Subgroup membership problem for $BS(1,2)$ is decidable, as answered in this link: https://math.stackexchange.com/a/3220976/465070
$BS(1,2)$ is isomorphic to a subgroup of $GL(2,\mathbb{Q})$ (the group of $2 \times 2$ rational matrices with determinant $\pm 1$).
Are there any other known results about the subgroup membership problem (or semigroup membership problem) for other rational matrix groups?
The subgroup membership problem is not decidable for groups which are linear over $\mathbb{Z}$ (that is, group of integer matrices).

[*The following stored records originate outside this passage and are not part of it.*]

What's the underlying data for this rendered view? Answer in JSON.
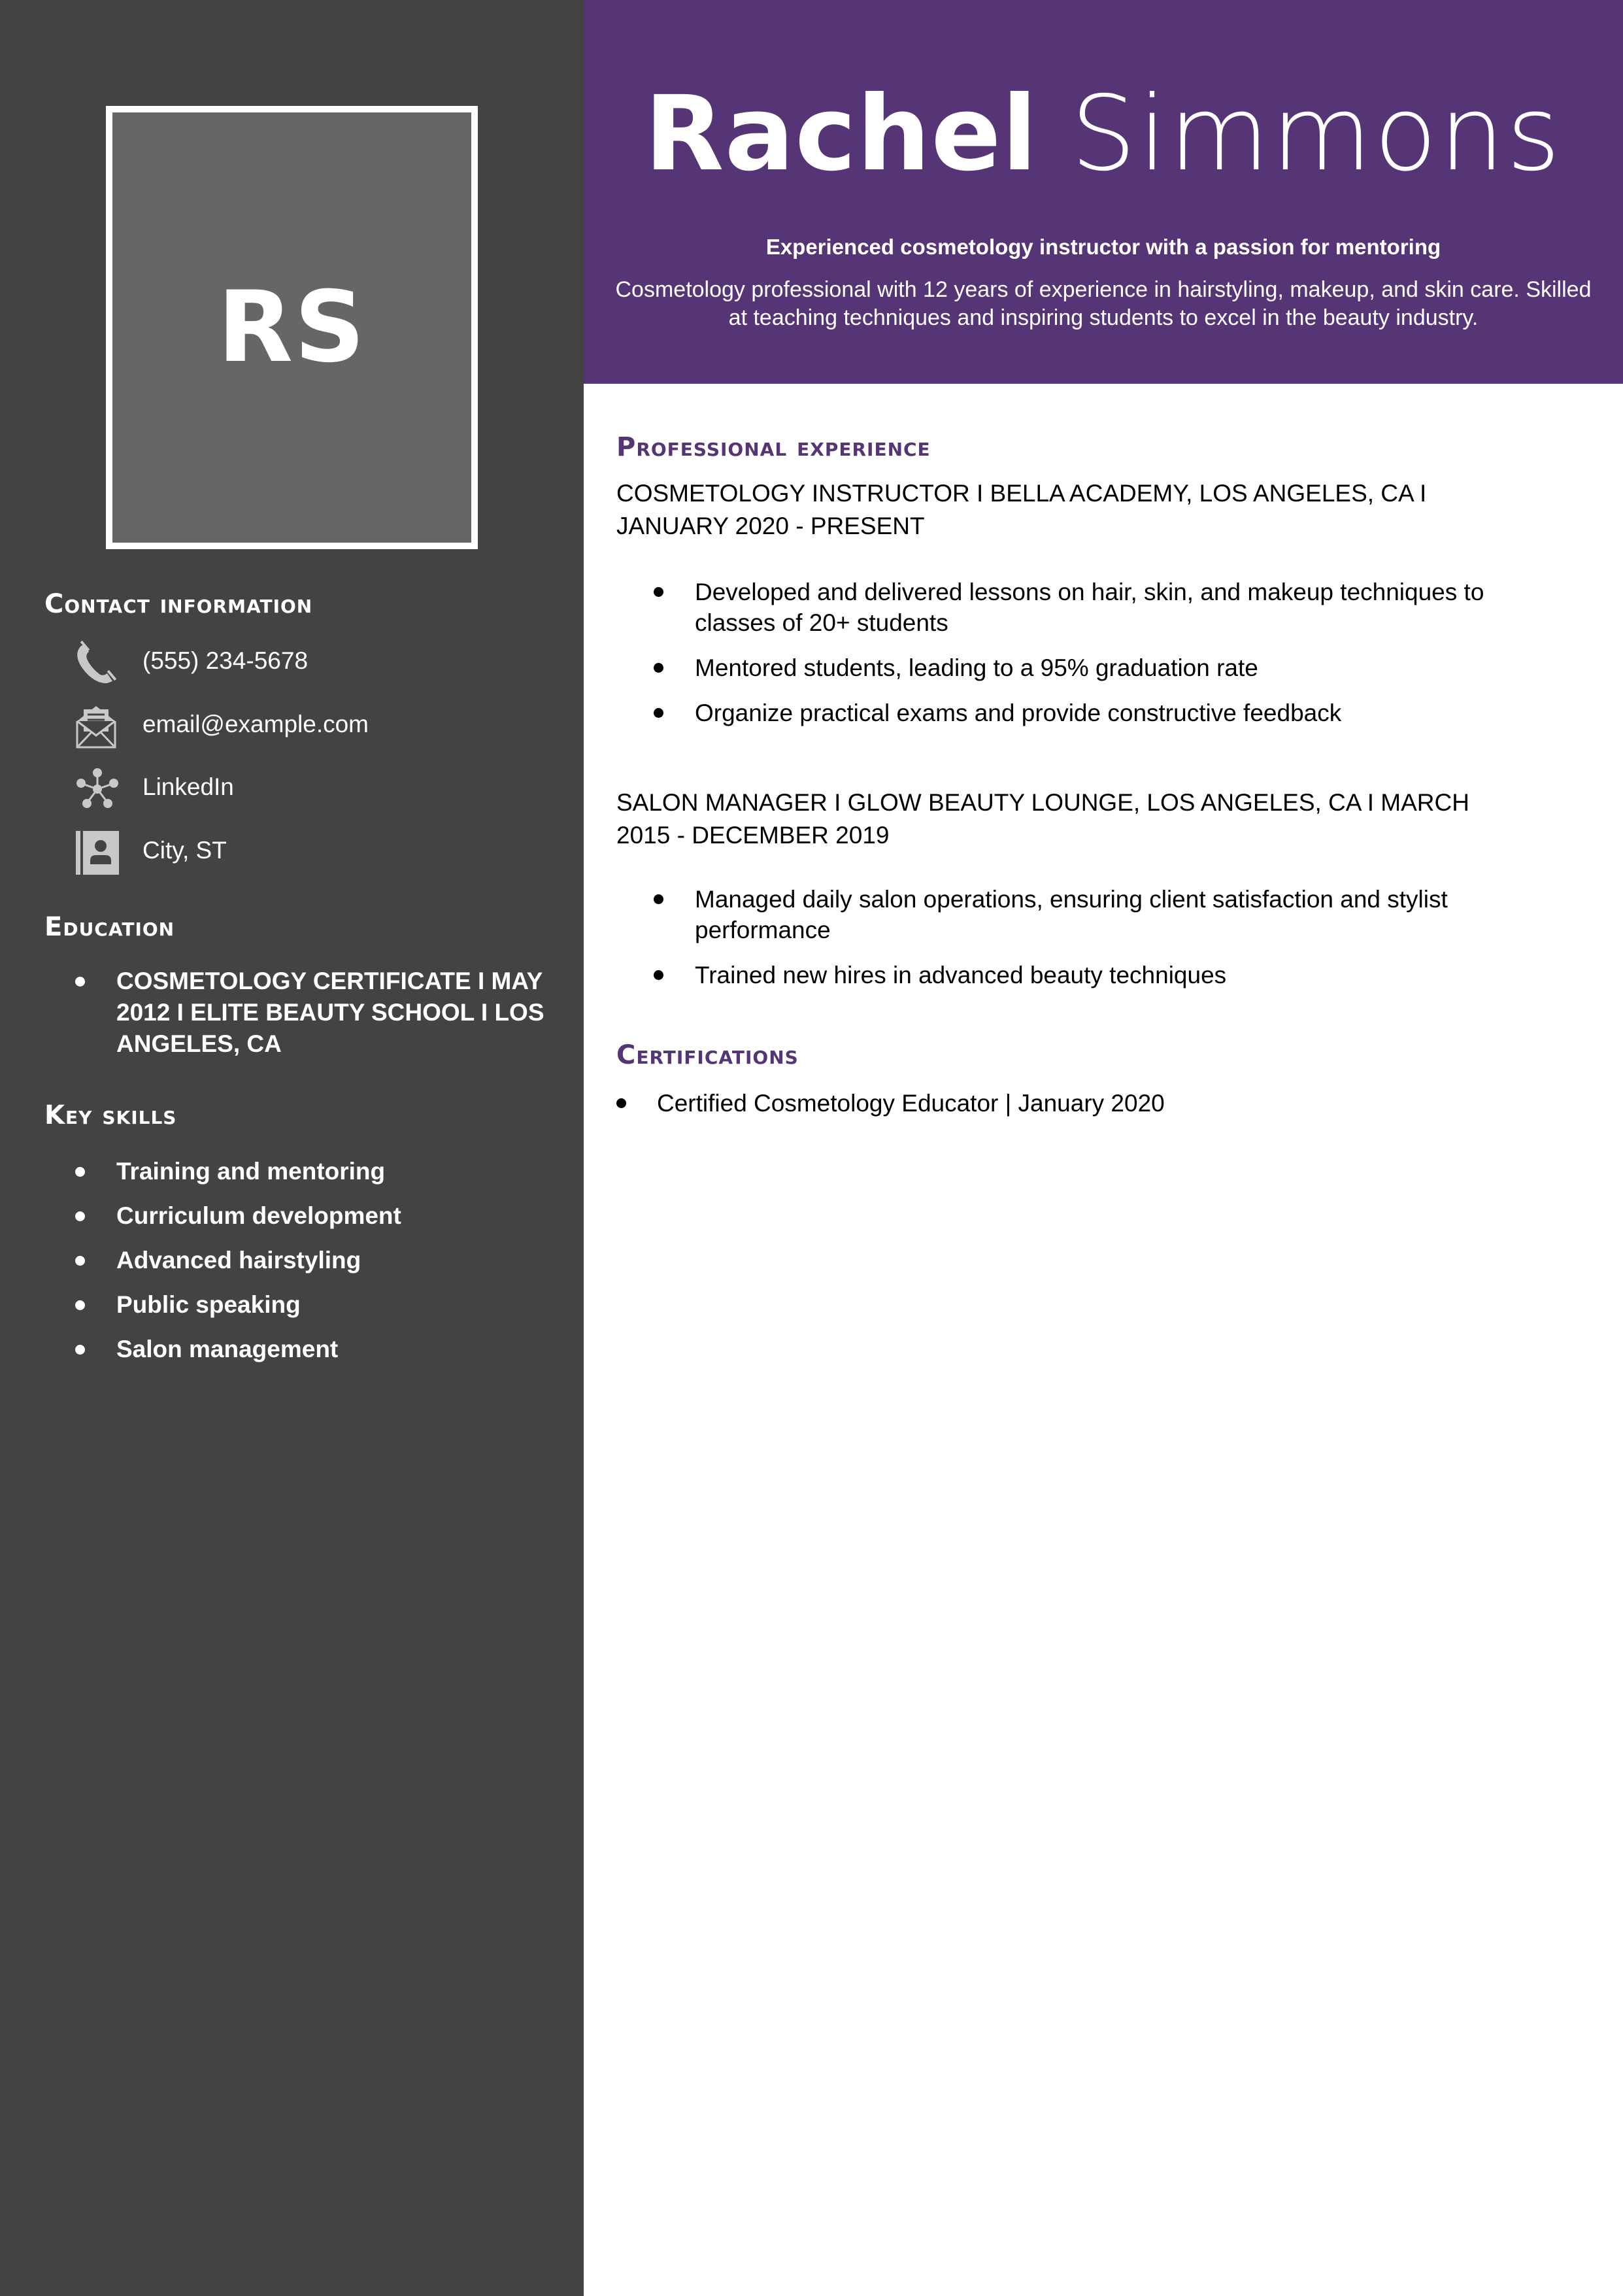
{
  "profile": {
    "initials": "RS",
    "first_name": "Rachel",
    "last_name": "Simmons",
    "tagline": "Experienced cosmetology instructor with a passion for mentoring",
    "summary": "Cosmetology professional with 12 years of experience in hairstyling, makeup, and skin care. Skilled at teaching techniques and inspiring students to excel in the beauty industry."
  },
  "colors": {
    "accent": "#553575",
    "sidebar": "#434343",
    "photo_fill": "#666666",
    "icon": "#c8c8c8"
  },
  "sidebar": {
    "contact": {
      "heading": "Contact information",
      "items": [
        {
          "icon": "phone-icon",
          "text": "(555) 234-5678"
        },
        {
          "icon": "email-icon",
          "text": "email@example.com"
        },
        {
          "icon": "network-icon",
          "text": "LinkedIn"
        },
        {
          "icon": "contact-card-icon",
          "text": "City, ST"
        }
      ]
    },
    "education": {
      "heading": "Education",
      "items": [
        "Cosmetology Certificate I May 2012 I Elite Beauty School I Los Angeles, CA"
      ]
    },
    "skills": {
      "heading": "Key skills",
      "items": [
        "Training and mentoring",
        "Curriculum development",
        "Advanced hairstyling",
        "Public speaking",
        "Salon management"
      ]
    }
  },
  "main": {
    "experience": {
      "heading": "Professional experience",
      "jobs": [
        {
          "title": "Cosmetology Instructor I Bella Academy, Los Angeles, CA I January 2020 - Present",
          "bullets": [
            "Developed and delivered lessons on hair, skin, and makeup techniques to classes of 20+ students",
            "Mentored students, leading to a 95% graduation rate",
            "Organize practical exams and provide constructive feedback"
          ]
        },
        {
          "title": "Salon Manager I Glow Beauty Lounge, Los Angeles, CA I March 2015 - December 2019",
          "bullets": [
            "Managed daily salon operations, ensuring client satisfaction and stylist performance",
            "Trained new hires in advanced beauty techniques"
          ]
        }
      ]
    },
    "certifications": {
      "heading": "Certifications",
      "items": [
        "Certified Cosmetology Educator | January 2020"
      ]
    }
  }
}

The Mihailova subgroup of direct products. Note that $F_2\times F_2$ is linear over $\mathbb{Z}$, where $F_2$ is the free group of rank two. A striking example of a finitely generated subgroup with undecidable membership problem is the "Mihailova subgroup" of $F_2\times F_2$ (the reference is K. A. Mihailova, The occurrence problem for direct products of groups Dokl. Acad. Nauk SSRR 119 (1958), 1103-1105.). The idea is as follows: take a surjective homomorphism $\phi:F_2\rightarrow G$ where $G=\langle \mathbf{x}\mid\mathbf{r}\rangle$ has insoluble word problem and consider the diagonal subgroup $$\Delta=\{(g, g)\in G\times G\mid g\in G\}.$$ Then the subgroup membership problem for $\Delta$ is not decidable in $G\times G$, and hence the membership problem for $Q=(\phi\times\phi)^{-1}(\Delta)$ is not decidable in $F_2\times F_2$. Moreover, $Q$ is finitely generated; it is generated by the set $$\{(x, x)\mid x\in\mathbf{x}\}\cup \{(R, 1)\mid R\in\mathbf{r}\}\cup \{(1, R)\mid R\in\mathbf{r}\}.$$
Rips' construction. A different kind of example can be found using Rips' construction. I wrote a length post about this construction here, which I don't want to repeat. The idea is that for every finitely presentable group $Q$ there exists a "small cancellation" group $H$ and a two-generated subgroup $N$ such that $H/N\cong Q$. So if $Q$ has insoluble word problem then the membership problem for $N$ is undecidable. The issue here is that it is not obvious that $H$ is linear over $\mathbb{Z}$; this was a major result of Dani Wise and his co-authors (although some years before he made his fame and fortune, before he proved that all small cancellation groups are linear over $\mathbb{Z}$ and a million other amazing things, Wise wrote a paper called "a residually finite version of Rips' construction" which is all you need here :-) ).